Para sua sorte, não haviam bolsas escuras abaixo de seus olhos pela manhã, denunciando que sua noite não havia sido das melhores. Tentou parecer ainda mais apresentável do que na entrevista do dia anterior para seu primeiro dia de trabalho e saiu, aproveitando que tinha tempo suficiente para andar sem pressa até a cafeteria, não precisando se esgueirar entre o cardume de pessoas na faixa de segurança, nem esbarrando nas latas de lixo da calçada ao lado do poste de luz.

Enquanto saía do prédio, um menino do outro lado da porta de vidro empurrou a porta com força sem prestar atenção a sua frente, atingindo o ombro de Jay. Ele reclamou com o garoto loiro que usava roupas inteiramente pretas, o capuz do moletom cobrindo boa parte de sua cabeça, camuflando o fio preto do fone de ouvido.

- Ei, toma cuidado, garoto! - ele franziu as sobrancelhas e desviou do loiro para sair do recinto.

- Não enche. - rebateu com uma voz grave.

A música em seu fone de ouvido era tão alta que Jay podia ouvi-la mesmo estando a uma distância considerável, acreditando que o garoto poderia desenvolver problemas de audição.

O americano bufou sobre a má educação do loiro e seguiu seu caminho até finalmente chegar na cafeteria, sendo recebido pela mesma garota da entrevista, que lhe entregou um avental preto com um forte cheiro de amaciante.

Ao entrelaçar as tiras do avental atrás do corpo para afirmá-lo, sua tarefa era ficar atrás do balcão ajudando outro funcionário com os clientes que fossem chegando, anotando pedidos, recebendo pagamentos e tentando ajudar seu colega a preparar algumas coisas quando fosse necessário.

Ele se posicionou e repousou os cotovelos sobre a madeira branca do balcão, esperando que algo acontecesse. Uma movimentação ao seu lado chamou sua atenção, fazendo-o virar apenas o rosto.

Um garoto de fios castanho-claro ajeitava o avental, desamassando-o com as duas mãos. Ele percebeu o olhar de Jay e sorriu abobalhado, coçando a nuca com uma mão e estendendo a outra na direção de Jay.

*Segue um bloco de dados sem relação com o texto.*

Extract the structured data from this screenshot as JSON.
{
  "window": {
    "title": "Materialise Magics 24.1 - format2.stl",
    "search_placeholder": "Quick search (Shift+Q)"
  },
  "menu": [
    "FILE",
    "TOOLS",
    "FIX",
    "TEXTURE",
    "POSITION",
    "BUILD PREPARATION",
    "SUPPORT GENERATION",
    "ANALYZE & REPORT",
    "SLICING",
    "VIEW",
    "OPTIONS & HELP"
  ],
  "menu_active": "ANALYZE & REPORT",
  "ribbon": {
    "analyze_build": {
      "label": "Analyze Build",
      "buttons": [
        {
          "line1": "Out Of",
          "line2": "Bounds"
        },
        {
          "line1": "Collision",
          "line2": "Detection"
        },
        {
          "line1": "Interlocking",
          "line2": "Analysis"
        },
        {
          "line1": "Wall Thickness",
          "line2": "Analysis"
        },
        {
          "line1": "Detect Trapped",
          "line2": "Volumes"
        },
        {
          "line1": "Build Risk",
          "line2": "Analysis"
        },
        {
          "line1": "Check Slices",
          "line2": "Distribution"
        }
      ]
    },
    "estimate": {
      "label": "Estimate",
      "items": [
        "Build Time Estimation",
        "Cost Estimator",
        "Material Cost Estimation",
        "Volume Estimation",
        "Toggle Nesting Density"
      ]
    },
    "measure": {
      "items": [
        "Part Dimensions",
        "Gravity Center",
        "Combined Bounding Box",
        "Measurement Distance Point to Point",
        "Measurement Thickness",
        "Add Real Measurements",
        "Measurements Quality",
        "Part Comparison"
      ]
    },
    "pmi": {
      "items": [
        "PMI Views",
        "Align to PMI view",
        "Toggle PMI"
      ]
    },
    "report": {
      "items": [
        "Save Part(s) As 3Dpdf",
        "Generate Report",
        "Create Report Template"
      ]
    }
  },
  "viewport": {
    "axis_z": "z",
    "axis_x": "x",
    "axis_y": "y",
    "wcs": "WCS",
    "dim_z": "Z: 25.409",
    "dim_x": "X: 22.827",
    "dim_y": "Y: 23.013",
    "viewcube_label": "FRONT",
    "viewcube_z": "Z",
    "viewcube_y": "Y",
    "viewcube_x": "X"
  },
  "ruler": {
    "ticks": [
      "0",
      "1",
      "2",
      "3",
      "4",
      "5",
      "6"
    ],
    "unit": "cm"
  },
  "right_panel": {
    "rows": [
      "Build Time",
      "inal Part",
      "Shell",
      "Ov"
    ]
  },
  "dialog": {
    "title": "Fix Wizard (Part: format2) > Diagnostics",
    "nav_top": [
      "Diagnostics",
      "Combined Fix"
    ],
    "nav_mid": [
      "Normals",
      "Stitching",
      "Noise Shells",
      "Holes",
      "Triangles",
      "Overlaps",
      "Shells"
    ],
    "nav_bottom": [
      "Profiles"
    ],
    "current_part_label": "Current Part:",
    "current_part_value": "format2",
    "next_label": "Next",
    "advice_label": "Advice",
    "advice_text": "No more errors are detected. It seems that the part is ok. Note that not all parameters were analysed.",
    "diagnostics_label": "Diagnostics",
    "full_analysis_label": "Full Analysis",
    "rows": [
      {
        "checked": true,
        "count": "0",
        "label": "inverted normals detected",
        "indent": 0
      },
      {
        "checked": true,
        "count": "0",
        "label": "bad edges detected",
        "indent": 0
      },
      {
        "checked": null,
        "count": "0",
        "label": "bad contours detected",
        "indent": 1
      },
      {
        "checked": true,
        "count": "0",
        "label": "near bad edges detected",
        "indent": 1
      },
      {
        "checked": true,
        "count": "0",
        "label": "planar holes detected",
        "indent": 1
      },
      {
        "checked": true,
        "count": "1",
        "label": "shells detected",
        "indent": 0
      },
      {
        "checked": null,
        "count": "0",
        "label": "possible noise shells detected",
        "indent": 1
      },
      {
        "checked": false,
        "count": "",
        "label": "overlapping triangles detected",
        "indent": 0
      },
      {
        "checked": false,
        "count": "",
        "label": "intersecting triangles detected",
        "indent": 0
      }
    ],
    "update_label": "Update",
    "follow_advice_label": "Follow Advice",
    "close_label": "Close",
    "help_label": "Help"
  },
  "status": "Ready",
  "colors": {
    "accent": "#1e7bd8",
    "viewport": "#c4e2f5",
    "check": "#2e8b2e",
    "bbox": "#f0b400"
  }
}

- Jake! - ele apenas mencionou seu nome - Espero que possamos fazer um ótimo trabalho, mate!*

Jay arqueou uma sobrancelha, meio hesitante em apertar a mão do rapaz que agia como se fossem íntimos. Percebeu o sotaque engraçado e a expressão pela qual havia sido chamado.

- Você não é daqui, certo? - Jay arriscou perguntar.

- Sou da Austrália. - explicou.

Jay então se lembrou de onde se familiarizava com o nome, Heeseung havia dito algo sobre Jake na conversa em que tiveram, provavelmente sobre ter uma queda pelo australiano que, honestamente, parecia ter um parafuso a menos. Mas, tirando isso, Jake era legal e gentil, mesmo que um tagarela de primeira. Fez algumas perguntas a Jay, falou sobre si, sobre sua vida, seus gostos, desgostos, e só parou quando um cliente adentrou o estabelecimento, mantendo-o ocupado com a tarefa de recebê-lo.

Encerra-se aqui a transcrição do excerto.